Functional tuning of Vascular L-type Ca2+ channels

Abstract

Vascular smooth muscle contraction is intimately tied to membrane potential and the rise in intracellular Ca²⁺ enabled by the opening of L-type Ca²⁺ channels. While voltage is often viewed as the single critical factor gating these channels, research is starting to reveal a more intricate scenario whereby their function is markedly tuned. This emerging concept will be the focus of this three-part review, the first part articulating the mechanistic foundation of contractile development in vascular smooth muscle. Part two will extend this foundational knowledge, introducing readers to functional coupling and how neighboring L-type Ca²⁺ channels work cooperatively through signaling protein complexes, to facilitate their open probability. The final aspect of this review will discuss the impact of L-type Ca²⁺ channel trafficking, a process tied to cytoskeleton dynamics. Cumulatively, this brief manuscript provides new insight into how voltage, along with channel cooperativity and number, work in concert to tune Ca²⁺ responses and smooth muscle contraction.

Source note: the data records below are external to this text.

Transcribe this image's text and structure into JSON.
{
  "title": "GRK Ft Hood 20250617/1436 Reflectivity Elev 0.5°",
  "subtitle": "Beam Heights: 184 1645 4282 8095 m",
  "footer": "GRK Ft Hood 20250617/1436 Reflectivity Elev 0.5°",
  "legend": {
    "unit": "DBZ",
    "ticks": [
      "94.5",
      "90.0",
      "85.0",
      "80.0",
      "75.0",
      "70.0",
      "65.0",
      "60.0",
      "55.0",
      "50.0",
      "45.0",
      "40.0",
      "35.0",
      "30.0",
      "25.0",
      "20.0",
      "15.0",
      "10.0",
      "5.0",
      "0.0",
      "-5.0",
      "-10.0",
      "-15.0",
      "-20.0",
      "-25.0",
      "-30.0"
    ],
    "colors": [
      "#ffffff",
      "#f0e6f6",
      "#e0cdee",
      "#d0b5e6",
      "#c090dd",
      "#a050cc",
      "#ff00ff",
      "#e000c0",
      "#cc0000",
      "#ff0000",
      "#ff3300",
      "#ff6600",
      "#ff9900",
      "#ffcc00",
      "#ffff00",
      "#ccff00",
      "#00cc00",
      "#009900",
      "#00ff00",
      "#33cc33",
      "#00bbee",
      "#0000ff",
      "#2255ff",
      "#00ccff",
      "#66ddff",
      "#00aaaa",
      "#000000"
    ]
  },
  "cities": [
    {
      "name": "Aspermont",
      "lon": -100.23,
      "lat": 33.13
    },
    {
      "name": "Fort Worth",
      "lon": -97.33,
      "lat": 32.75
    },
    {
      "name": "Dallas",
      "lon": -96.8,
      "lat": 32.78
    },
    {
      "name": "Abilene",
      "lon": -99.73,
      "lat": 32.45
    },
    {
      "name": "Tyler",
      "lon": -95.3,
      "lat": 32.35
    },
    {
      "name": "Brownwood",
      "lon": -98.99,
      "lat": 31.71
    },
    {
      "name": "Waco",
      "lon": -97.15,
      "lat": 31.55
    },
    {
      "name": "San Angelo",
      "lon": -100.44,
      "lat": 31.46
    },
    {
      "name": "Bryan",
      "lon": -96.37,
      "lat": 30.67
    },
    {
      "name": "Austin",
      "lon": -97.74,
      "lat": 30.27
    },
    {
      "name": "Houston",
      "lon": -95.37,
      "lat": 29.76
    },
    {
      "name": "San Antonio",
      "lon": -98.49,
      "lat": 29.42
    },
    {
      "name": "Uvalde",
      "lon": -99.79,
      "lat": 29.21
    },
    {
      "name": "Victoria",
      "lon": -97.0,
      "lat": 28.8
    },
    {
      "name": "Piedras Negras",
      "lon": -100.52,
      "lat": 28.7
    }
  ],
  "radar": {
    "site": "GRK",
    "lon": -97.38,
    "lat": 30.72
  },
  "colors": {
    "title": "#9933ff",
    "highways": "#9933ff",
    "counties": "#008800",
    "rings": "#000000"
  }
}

Keywords: Ca2+ sensitization; L-type Ca2+ channels; channel trafficking; cooperative gating; functional coupling; vascular smooth muscle.

FIGURE 1

Mechanisms of cross-bridge cycling and MLC20 phosphorylation in vascular smooth muscle. Mechanosensor/receptor activation induces depolarization by activating transient receptor potential channels and inhibiting hyperpolarizing K+ currents. Depolarization opens L-type Ca2+ channels, with the resulting influx of Ca2+ enhancing MLCK and cross-bridge cycling through binding to CaM. Conversely, G-protein coupled receptors further enhance contraction by inhibiting MLCP (aka-Ca2+ sensitization) through two regulatory pathways. The first entails PKC activation by PLC-β and DAG, a series/threonine kinase that phosphorylates: 1) CPI-17 to inhibit PP1c; or 2) target proteins that set actin stabilization/polymerization. The second involves G12-13 activation of RhoA and Rho-kinase, the latter of which controls the phosphorylation state of: 1) MYPT1 (Threonine–696 and Threonine–853 (mouse numberings)); or 2) target proteins that set actin polymerization. Note, Ca2+ release from the sarcoplasmic reticulum, resulting from receptor-induced IP3 production, can also contribute to MLCK activation. Abbreviations: MLCK, Myosin light chain kinase; MLCP, Myosin light chain phosphatase, PLC, Phospholipase C; DAG, Diacylglycerol; CPI-17, Cytosolic phosphatase inhibitory protein of 17-kDa; IP3, Inositol trisphosphate; MYPT1, Myosin light chain phosphatase targeting subunit 1; MLC, Myosin regulatory light chain; CaM, Calmodulin; PKC, Protein Kinase C; PP1c, Type 1 protein phosphatase 1c.

FIGURE 2

Cooperative gating and trafficking of L-type Ca²⁺ channels. (A) L-type Ca²⁺ channels can work as independent channels or in a cooperative gating manner due to proximate localization and the formation of connections at the Ca_V1.2 C-terminus. Cooperatively gated channels exhibit functional coupling properties, such as synchronous opening, higher Po, and more persistent current compared to individually gated channels. AKAP5 (mouse numbering), PKC, and PKA play a critical role in the promotion of functional coupling properties. (B) Depolarization enhances the trafficking of L-type Ca²⁺ channel subunits to the plasma membrane. This key biological process entails the movement of vesicles from the Golgi apparatus to caveolae strategically positioned on the plasma membrane. Abbreviations: AKAP5, A-kinase anchoring protein -5; PKA, Protein kinase A; PKC, Protein kinase C; MLCK, Myosin light chain kinase; MLCP, Myosin light chain phosphatase.